Pages

Sunday, April 1, 2012

For your reading pleasure...

Some say the "New Age," which was really launched by the 60s counterculture revolution, is way past its prime. Regardless, it seems that "yesterday's science fiction is today's science fact," and also that "yesterday's hallucination is today's quantum physics." The modern world has not assimilated what Einstein had to say -- never mind Niels Bohr, Edwin Schroedinger, Stephen Hawking or now, a new age voice like Deepak Chopra! Figures like Katie Byron, Marianne Williamson, Wayne Dyer, Eckhart Tolle and others, on whose shoulders the visible part of self-realization movement rests, at least in the United States, may be on a path of convergence with science. Their beliefs certainly do not oppose it.

A couple of decades ago, occultists were derided for mentioning out-of-body experiences; now scientists are producing those in a laboratory in Lausanne, Switzerland. Vortices have claimed a new legitimacy. Descartes' notion that the universe is composed of vortex fields was consigned to the category of quaint philosophical trivia; now his "relative space" is again more modern than Newton's version, and some physicists are exploring the notion that vortex motion is fundamental to matter and energy, down to the quantum level (example, work of Wiktor Lapcik).
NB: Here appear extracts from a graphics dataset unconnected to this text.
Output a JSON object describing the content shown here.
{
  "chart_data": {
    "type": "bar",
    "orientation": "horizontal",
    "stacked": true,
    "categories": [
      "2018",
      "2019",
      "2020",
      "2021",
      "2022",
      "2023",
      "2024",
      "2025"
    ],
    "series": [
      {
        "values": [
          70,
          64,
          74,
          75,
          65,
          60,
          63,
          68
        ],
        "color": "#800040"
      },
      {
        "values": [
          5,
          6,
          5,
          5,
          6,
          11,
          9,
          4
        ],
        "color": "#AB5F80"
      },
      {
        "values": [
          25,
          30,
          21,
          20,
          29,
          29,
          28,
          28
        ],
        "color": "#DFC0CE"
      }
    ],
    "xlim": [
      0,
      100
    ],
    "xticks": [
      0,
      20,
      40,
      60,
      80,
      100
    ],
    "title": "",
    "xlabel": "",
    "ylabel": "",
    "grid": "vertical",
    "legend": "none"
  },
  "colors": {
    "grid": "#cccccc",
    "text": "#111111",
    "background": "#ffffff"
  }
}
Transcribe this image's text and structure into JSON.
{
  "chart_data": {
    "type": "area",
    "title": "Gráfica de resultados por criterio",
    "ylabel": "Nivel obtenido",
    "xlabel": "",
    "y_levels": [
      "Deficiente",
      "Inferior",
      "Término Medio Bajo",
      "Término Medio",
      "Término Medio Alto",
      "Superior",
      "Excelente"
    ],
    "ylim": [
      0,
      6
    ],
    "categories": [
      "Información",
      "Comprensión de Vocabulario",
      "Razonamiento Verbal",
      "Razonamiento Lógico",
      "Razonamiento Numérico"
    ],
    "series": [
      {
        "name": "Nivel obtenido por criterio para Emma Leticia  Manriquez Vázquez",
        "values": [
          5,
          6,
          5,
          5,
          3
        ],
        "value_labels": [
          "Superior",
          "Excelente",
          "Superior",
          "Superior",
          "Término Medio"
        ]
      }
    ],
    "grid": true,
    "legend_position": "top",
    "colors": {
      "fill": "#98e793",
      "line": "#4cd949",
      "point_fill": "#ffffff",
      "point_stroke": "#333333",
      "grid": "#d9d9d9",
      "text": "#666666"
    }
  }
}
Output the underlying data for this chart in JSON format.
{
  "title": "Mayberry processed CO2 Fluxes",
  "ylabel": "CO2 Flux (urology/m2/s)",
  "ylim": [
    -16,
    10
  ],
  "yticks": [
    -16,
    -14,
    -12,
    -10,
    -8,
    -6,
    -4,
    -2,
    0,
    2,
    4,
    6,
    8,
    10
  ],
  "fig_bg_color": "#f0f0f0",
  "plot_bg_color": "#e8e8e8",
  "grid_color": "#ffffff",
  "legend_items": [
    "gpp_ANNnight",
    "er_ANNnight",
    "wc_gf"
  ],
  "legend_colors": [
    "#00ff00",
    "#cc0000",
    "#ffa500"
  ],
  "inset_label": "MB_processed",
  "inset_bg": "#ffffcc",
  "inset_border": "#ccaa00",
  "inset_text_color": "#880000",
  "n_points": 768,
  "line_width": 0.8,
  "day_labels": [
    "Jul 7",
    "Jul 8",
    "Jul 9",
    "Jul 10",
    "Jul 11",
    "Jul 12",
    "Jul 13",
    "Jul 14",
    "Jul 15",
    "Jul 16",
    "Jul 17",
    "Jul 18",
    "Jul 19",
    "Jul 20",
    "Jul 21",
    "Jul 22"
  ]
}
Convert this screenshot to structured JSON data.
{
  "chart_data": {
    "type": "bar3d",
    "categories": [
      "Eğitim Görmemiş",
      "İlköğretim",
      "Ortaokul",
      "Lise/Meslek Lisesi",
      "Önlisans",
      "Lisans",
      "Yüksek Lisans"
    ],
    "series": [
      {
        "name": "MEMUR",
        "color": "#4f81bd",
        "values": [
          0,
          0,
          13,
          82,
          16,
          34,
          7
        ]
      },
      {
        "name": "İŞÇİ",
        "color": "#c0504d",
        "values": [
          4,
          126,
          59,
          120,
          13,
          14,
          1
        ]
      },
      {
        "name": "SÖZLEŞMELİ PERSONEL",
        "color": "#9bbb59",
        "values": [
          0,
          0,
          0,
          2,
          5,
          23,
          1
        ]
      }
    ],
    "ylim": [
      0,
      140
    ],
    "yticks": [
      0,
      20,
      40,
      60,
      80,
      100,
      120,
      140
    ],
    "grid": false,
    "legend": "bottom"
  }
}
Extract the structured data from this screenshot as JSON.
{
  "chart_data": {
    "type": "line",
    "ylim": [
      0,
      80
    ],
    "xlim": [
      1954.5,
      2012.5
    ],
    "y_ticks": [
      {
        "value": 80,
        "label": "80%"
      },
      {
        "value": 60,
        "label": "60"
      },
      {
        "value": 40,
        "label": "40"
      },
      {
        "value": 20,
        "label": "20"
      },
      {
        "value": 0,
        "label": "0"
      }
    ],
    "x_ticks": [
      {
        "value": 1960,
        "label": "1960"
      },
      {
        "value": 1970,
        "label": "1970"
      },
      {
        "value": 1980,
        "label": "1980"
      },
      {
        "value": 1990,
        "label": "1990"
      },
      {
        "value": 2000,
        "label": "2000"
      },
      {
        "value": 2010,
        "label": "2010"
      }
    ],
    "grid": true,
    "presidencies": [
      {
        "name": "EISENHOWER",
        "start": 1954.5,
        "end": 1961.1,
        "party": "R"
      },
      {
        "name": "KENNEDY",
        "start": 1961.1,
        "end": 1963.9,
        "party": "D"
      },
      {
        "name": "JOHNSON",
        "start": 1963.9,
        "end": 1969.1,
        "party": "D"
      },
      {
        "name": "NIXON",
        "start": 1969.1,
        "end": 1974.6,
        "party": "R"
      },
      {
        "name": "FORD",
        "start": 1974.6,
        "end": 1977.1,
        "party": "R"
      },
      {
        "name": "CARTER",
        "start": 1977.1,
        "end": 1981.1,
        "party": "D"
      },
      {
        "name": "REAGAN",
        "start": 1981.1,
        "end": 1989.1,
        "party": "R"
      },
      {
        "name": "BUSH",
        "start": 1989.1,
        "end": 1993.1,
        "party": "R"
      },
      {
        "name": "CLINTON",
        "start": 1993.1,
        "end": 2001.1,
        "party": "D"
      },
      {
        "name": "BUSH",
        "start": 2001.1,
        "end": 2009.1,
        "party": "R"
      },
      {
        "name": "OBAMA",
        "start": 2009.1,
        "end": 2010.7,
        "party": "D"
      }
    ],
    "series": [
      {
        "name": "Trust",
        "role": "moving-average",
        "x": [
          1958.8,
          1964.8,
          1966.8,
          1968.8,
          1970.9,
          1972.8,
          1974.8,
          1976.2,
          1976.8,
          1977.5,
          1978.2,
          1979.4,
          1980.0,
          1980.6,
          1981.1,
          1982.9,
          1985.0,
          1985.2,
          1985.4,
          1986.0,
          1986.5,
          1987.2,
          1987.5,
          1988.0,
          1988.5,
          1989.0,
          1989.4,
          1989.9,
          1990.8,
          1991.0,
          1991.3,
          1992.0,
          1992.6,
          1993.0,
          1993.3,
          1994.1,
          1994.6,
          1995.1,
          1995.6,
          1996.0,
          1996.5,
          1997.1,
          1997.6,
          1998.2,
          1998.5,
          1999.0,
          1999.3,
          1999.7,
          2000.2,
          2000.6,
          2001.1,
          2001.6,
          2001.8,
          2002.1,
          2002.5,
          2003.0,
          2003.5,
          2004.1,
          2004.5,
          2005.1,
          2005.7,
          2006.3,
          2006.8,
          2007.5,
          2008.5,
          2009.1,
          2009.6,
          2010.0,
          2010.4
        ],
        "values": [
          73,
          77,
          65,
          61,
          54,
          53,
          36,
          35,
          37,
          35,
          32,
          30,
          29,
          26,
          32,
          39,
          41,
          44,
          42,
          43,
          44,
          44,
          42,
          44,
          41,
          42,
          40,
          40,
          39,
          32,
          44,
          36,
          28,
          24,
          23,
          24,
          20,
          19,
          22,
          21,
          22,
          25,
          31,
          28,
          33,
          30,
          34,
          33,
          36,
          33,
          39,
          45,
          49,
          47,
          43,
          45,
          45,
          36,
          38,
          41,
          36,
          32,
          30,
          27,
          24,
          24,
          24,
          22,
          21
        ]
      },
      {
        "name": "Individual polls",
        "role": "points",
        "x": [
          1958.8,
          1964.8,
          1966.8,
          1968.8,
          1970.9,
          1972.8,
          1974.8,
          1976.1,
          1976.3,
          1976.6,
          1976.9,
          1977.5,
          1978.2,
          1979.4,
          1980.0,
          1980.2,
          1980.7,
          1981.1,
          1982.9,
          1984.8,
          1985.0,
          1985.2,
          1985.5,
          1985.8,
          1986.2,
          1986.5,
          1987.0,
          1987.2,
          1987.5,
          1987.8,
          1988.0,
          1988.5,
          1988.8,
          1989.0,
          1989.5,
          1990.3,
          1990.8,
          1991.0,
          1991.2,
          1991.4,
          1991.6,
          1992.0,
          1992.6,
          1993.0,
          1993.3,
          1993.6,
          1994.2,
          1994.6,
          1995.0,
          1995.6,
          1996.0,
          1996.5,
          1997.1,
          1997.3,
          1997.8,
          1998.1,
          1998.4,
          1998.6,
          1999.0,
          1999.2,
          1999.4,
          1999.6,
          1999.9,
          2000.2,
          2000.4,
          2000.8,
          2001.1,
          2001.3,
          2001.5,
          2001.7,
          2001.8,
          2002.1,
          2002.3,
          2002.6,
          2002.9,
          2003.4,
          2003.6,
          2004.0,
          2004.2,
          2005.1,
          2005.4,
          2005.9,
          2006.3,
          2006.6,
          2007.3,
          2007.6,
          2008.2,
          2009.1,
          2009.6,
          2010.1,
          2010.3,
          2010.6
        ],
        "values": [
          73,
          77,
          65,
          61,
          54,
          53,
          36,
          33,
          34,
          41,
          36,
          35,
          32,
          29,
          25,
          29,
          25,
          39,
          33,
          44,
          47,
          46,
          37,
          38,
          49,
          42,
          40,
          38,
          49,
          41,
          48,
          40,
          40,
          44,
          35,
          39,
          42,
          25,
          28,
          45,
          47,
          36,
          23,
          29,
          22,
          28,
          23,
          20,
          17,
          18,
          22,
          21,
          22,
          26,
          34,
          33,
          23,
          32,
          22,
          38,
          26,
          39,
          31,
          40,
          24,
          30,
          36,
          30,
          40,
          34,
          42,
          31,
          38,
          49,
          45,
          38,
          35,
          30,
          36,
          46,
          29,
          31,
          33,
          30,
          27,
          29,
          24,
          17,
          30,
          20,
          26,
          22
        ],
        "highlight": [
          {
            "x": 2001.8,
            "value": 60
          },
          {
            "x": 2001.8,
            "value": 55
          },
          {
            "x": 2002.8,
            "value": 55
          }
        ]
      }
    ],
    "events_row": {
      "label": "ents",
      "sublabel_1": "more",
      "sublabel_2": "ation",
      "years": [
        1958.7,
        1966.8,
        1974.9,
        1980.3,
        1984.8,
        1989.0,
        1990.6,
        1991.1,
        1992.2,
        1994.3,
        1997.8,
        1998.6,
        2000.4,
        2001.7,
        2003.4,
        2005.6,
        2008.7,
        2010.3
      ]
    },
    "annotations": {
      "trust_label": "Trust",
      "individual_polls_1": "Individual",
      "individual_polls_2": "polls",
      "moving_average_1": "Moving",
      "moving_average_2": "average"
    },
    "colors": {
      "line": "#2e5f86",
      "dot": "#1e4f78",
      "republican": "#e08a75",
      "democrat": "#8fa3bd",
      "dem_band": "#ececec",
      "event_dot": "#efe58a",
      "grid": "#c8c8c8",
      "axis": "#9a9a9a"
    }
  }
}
Scientists like Pete A. Sanders Jr. (author of Scientific Vortex Information, Free Soul Publishing, Sedona AZ), are helping dismiss the pseudoscientific theories of vortexes (it's "magnetism") while directing attention to the phenomenon as instrumental in the development of human consciousness of other dimensions of energy.

Thus, people who use crystals, interpret Tarot, cast the I Ching, channel the goddess, read a Fritjof Capra, could still be considered New Agers -- but it is the "old" New Age. Increasingly the vortex universe is much broader, both more involved in science and and in a view of consciousness which is not recognizable from that of 50 years ago. People like José Argüelles, whose work has certainly not been assimilated, may be on the line of transition from the old to the new New Age. The same people who are investigating vortexes, may be reading Ray Kurzweil (futurist, technologist), Mohammed Yunus (Nobel laureate, founder of micro-banking), Arundhati Roy (social commentary), Elisabeth Kübler-Ross (expert on rituals of death and dying), Abdul Aziz Said (author, professor, holds Chair of Islamic Peace at American University), or Zalman Schachter-Shalomi (Orthodox Rabbi, founder of the Jewish Renewal movement). Those aren't New Age voices at all; maybe they could be called "Third Culture" voices -- again, part of the point of convergence between scientific views with those of the "softer" arts and sciences.